Target prediction and validation. Two suites of plant miRNA target prediction methods, based on psRNATarget and RNAhybrid, were introduced to predict miRNA targets. The mature miRNA sequences and CDS sequences of corresponding species were uploaded to psRNATarget webserver. Newest default parameters of Schema V2 (2017 release) was used. The penalty for G:U pair, other mismatches, opening gap and extending gap were 0.5, 1, 2 and 0.5, respectively. The seed region was set to 2-13 nt with 1.5 extra weight and 2 allowed mismatches inside seed region. The length of region which will be scored complementarity between miRNAs and its targets was 19 nt. The position of slicing target sequences was set between 10-11 nt. Notably, the expectation threshold was decreased from 5 in default settings to 3 considering higher threshold would introduce many potential false positives. At the same time, the program RNAhybrid was used to predict energetically plausible miRNA:mRNA duplexes with plant-specific constraints as described previously, and a cut-off value for minimum free energy/minimum duplex energy of 0.70 was used. CleaveLand4 was used to process PARE-seq data, and to restrict the candidates are highly qualified, only items of category 0 and 1 were kept.  

 

Expression analysis. The expression values of mature and star miRNAs were normalized by RPM (Reads Per Million). To each sRNA-Seq dataset, reads mapped to pri-miRNAs (mismatches not allowed) and localized in position of mature miRNAs (1-2 nt shift allowed) were deemed to reads corresponding to mature miRNAs.

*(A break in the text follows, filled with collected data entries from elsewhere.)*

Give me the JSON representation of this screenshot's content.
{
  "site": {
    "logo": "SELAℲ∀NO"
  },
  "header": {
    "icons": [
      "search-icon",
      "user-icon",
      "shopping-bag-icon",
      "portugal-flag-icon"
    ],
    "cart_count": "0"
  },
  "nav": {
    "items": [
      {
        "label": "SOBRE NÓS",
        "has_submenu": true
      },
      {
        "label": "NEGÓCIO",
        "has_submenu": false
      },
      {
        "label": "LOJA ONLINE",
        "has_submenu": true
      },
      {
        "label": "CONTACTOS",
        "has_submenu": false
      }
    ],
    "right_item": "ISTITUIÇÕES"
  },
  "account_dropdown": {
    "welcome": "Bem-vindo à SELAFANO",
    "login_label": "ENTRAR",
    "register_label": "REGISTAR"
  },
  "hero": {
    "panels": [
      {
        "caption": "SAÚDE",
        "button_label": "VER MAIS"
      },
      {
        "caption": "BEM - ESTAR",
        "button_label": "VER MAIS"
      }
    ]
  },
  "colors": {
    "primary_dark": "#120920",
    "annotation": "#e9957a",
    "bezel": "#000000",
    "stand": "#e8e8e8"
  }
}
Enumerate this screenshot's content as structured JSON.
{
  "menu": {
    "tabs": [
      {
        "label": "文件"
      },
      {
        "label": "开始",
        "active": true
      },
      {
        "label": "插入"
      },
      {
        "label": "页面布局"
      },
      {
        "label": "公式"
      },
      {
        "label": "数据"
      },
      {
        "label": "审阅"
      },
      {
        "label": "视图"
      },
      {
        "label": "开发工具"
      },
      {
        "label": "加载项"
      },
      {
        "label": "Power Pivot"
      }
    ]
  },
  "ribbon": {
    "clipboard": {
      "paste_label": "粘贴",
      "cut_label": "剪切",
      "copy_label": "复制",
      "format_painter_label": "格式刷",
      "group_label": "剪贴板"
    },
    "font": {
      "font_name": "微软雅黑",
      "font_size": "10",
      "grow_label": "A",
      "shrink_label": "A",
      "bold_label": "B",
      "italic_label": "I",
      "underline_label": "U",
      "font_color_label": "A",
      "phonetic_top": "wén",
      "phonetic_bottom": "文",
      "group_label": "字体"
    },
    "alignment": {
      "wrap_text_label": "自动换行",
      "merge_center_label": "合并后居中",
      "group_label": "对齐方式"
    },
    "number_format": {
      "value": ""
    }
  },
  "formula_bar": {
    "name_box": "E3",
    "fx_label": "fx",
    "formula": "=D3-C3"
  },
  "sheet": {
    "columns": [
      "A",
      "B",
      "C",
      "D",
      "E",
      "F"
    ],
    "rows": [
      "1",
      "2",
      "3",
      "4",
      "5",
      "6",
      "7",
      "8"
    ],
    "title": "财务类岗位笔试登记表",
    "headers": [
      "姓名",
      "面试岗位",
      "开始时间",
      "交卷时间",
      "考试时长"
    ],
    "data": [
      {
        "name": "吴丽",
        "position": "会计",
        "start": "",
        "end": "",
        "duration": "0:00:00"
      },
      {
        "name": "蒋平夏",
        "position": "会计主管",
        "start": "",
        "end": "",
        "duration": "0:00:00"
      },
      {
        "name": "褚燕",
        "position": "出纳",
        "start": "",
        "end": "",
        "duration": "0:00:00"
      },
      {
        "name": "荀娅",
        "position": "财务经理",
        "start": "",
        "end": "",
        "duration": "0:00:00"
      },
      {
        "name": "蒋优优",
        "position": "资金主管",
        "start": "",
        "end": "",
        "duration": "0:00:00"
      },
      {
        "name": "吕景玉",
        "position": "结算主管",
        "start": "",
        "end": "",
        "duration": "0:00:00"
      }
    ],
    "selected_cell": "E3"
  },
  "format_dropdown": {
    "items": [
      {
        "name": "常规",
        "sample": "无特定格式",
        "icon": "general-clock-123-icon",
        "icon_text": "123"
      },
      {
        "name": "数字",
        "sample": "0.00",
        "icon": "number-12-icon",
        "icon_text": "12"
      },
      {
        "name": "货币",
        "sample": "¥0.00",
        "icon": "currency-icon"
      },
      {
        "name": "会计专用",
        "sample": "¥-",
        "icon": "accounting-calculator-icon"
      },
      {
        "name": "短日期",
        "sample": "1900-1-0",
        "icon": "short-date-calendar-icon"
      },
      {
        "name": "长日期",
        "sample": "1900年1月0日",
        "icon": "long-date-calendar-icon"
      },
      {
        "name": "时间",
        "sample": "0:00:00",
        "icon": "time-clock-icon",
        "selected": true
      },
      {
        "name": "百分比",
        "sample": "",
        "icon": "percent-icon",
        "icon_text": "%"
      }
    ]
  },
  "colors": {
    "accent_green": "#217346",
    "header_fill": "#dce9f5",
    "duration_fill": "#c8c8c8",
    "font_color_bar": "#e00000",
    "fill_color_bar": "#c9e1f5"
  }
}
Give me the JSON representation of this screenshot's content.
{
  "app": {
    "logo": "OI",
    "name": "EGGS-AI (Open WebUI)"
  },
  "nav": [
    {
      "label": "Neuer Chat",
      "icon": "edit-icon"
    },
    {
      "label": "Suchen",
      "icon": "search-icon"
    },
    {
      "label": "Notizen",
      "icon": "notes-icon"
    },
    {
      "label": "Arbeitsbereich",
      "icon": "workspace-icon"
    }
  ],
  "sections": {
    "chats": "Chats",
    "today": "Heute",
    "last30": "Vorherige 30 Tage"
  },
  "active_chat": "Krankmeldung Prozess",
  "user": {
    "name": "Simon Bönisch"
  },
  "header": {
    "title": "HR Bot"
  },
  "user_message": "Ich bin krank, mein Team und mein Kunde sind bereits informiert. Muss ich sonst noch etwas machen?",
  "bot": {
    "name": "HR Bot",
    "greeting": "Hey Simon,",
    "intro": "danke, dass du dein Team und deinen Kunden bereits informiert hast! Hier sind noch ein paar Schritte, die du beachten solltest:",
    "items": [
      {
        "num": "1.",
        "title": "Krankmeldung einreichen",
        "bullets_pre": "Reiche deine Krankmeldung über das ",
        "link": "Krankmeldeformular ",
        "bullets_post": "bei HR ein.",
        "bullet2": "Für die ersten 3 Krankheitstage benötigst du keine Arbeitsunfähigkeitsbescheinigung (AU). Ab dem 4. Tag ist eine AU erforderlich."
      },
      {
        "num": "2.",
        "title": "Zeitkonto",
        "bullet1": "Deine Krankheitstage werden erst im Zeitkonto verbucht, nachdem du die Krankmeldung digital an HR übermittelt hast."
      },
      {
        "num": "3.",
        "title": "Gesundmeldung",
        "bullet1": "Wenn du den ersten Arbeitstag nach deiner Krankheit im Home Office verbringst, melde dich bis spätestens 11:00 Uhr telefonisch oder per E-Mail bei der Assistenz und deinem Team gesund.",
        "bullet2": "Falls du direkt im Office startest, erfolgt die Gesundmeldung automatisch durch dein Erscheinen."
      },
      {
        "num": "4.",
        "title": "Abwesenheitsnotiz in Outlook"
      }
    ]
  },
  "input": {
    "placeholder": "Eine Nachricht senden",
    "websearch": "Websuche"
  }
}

The total numbers of these reads were counted to calculate the RPM value of mature miRNAs. The same method was applied to achieve RPM values of star miRNAs. If there were multiple sRNA-Seq datasets from the same tissue, the mean of RPM values was presented in PmiRDB.

 

Syntenic analysis. The synteny analysis of miRNAs was carried out using MCScanX software, based on the previous description. Firstly, Gff file including all genes and MIRs, Fasta file including all CDS and MIRs were generated. Subsequently, we used local Blast software to compare whole sequences of each species with E-value less than 1e-10. The Gff file and Blast output files of all genes and MIRs were imported into MCScanX software to scan the collinearity MIRs pairs. Then Circos software was used to display the results of collinearity MIR pairs.

 

Conservation analysis. The conservation of miRNAs was assigned based on annotation results. For each annotated miRNA families, distribution of its members among all species were collected. The correspondence between miRNA families and their presented species were then highlighted in the species phylogenetic tree in miRNA detailed information page.